Our 2 weeks using only CS around Europe. Okay we are not your typical CS:ers I guess. My family likes to plan ahead. So we had planned a trip from Bergamo to Venice, Verona, down into Croatia, then on to Slovenia, Austria, Switzerland and back again. This would take us 2 weeks and we had hosts all the way but didn’t think this would work. I mean someone must get sick, or get other more important plans, right? Nope! Great hosting all the way.

Most memorable: A very, very hospitable man in Italy who stayed in a huge villa with just his cats. The Italian newbie on CS who spoke bad english and who’s son didn’t understand the word “hello”. My husband ended up talking Swedish with him and he answered in Italian and the funny thing was that somehow, even though my husband doesn’t understand a word of Italian, they still understood eachother. Gotta love communication!

The substandard flat in Austria: I LOVED it! It was like staying at a museum! My husband for the first time ever in his life got scared of ghosts I think? Because he wanted to cut the stay one day short to take a night at a hotel after this. :wink:

The great host in Slovenia who gave us his keys and had the strangest bathroom we have ever been to. It was like 10 meters to the door from the toilet seat? If you run out of paper, noone will hear you scream in there…

The short visit to Switzerland that made me love Austria even more.

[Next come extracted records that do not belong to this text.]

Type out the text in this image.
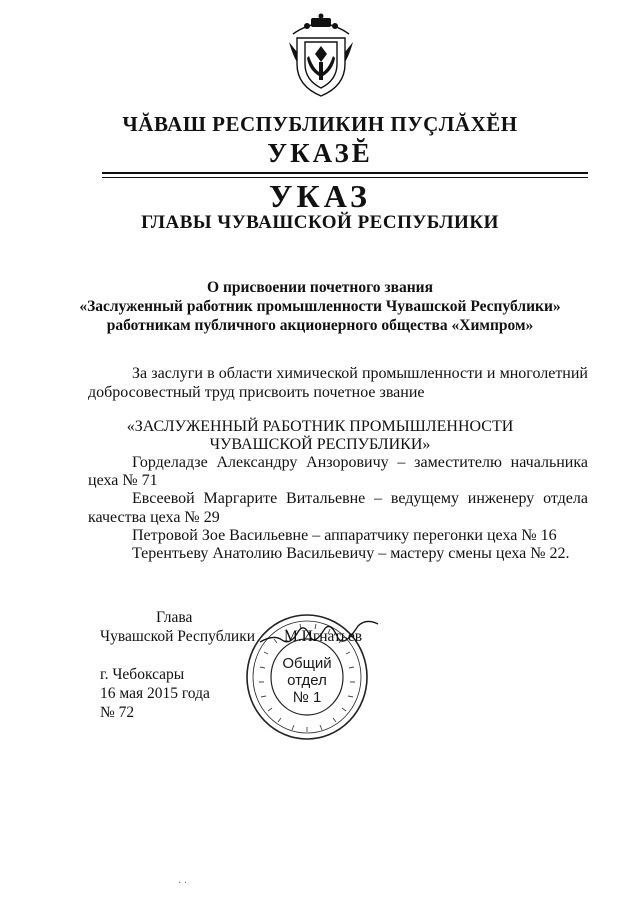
ЧĂВАШ РЕСПУБЛИКИН ПУÇЛĂХĔН
УКАЗĔ
УКАЗ
ГЛАВЫ ЧУВАШСКОЙ РЕСПУБЛИКИ
О присвоении почетного звания
«Заслуженный работник промышленности Чувашской Республики»
работникам публичного акционерного общества «Химпром»
За заслуги в области химической промышленности и многолетний добросовестный труд присвоить почетное звание
«ЗАСЛУЖЕННЫЙ РАБОТНИК ПРОМЫШЛЕННОСТИ
ЧУВАШСКОЙ РЕСПУБЛИКИ»
Горделадзе Александру Анзоровичу – заместителю начальника цеха № 71
Евсеевой Маргарите Витальевне – ведущему инженеру отдела качества цеха № 29
Петровой Зое Васильевне – аппаратчику перегонки цеха № 16
Терентьеву Анатолию Васильевичу – мастеру смены цеха № 22.
Общий
отдел
№ 1
Глава
Чувашской Республики М.Игнатьев
г. Чебоксары
16 мая 2015 года
№ 72
· ·
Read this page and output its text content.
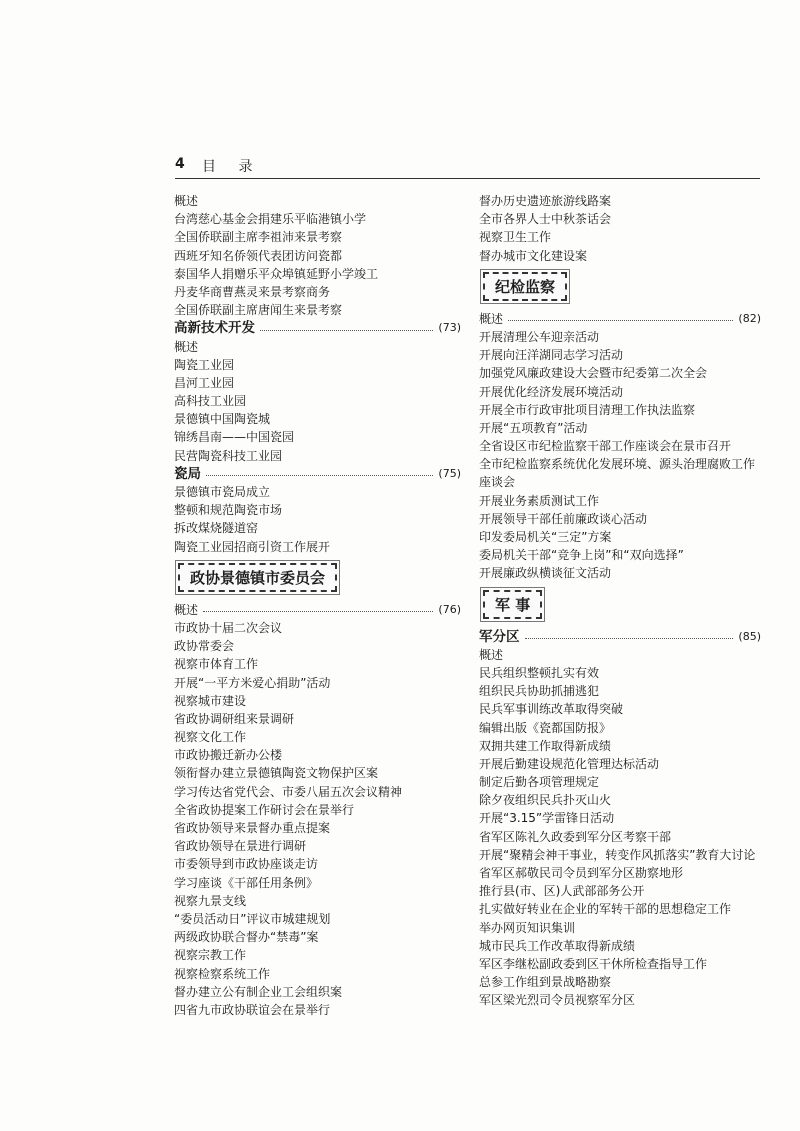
4 目 录
概述
台湾慈心基金会捐建乐平临港镇小学
全国侨联副主席李祖沛来景考察
西班牙知名侨领代表团访问瓷都
泰国华人捐赠乐平众埠镇延野小学竣工
丹麦华商曹燕灵来景考察商务
全国侨联副主席唐闻生来景考察
高新技术开发	(73)
概述
陶瓷工业园
昌河工业园
高科技工业园
景德镇中国陶瓷城
锦绣昌南——中国瓷园
民营陶瓷科技工业园
瓷局	(75)
景德镇市瓷局成立
整顿和规范陶瓷市场
拆改煤烧隧道窑
陶瓷工业园招商引资工作展开
政协景德镇市委员会
概述	(76)
市政协十届二次会议
政协常委会
视察市体育工作
开展“一平方米爱心捐助”活动
视察城市建设
省政协调研组来景调研
视察文化工作
市政协搬迁新办公楼
领衔督办建立景德镇陶瓷文物保护区案
学习传达省党代会、市委八届五次会议精神
全省政协提案工作研讨会在景举行
省政协领导来景督办重点提案
省政协领导在景进行调研
市委领导到市政协座谈走访
学习座谈《干部任用条例》
视察九景支线
“委员活动日”评议市城建规划
两级政协联合督办“禁毒”案
视察宗教工作
视察检察系统工作
督办建立公有制企业工会组织案
四省九市政协联谊会在景举行
督办历史遗迹旅游线路案
全市各界人士中秋茶话会
视察卫生工作
督办城市文化建设案
纪检监察
概述	(82)
开展清理公车迎亲活动
开展向汪洋湖同志学习活动
加强党风廉政建设大会暨市纪委第二次全会
开展优化经济发展环境活动
开展全市行政审批项目清理工作执法监察
开展“五项教育”活动
全省设区市纪检监察干部工作座谈会在景市召开
全市纪检监察系统优化发展环境、源头治理腐败工作
座谈会
开展业务素质测试工作
开展领导干部任前廉政谈心活动
印发委局机关“三定”方案
委局机关干部“竞争上岗”和“双向选择”
开展廉政纵横谈征文活动
军 事
军分区	(85)
概述
民兵组织整顿扎实有效
组织民兵协助抓捕逃犯
民兵军事训练改革取得突破
编辑出版《瓷都国防报》
双拥共建工作取得新成绩
开展后勤建设规范化管理达标活动
制定后勤各项管理规定
除夕夜组织民兵扑灭山火
开展“3.15”学雷锋日活动
省军区陈礼久政委到军分区考察干部
开展“聚精会神干事业，转变作风抓落实”教育大讨论
省军区郝敬民司令员到军分区勘察地形
推行县(市、区)人武部部务公开
扎实做好转业在企业的军转干部的思想稳定工作
举办网页知识集训
城市民兵工作改革取得新成绩
军区李继松副政委到区干休所检查指导工作
总参工作组到景战略勘察
军区梁光烈司令员视察军分区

The stay in a child’s room in Italy where a sweet couple let us stay. I stayed on the couch and my husband on the bed and in the middle of the night he wanted to change places. My husband got the bed because he is more picky about his sleeping arrangements than I am. However when I went to bed I noticed that what he had said about it being REALLY hard was accurate. In the morning it all got its explanation when it turns out the bed was flipped upside down, so we had slept on the hard wood underneath it! Apparently the couple has just bought the bed and we were the first ones using it so they hadn’t even realised when they made the bed that it was wrong side up. :stuck_out_tongue:

And not to be forgotten: all the lovely Italian icecream!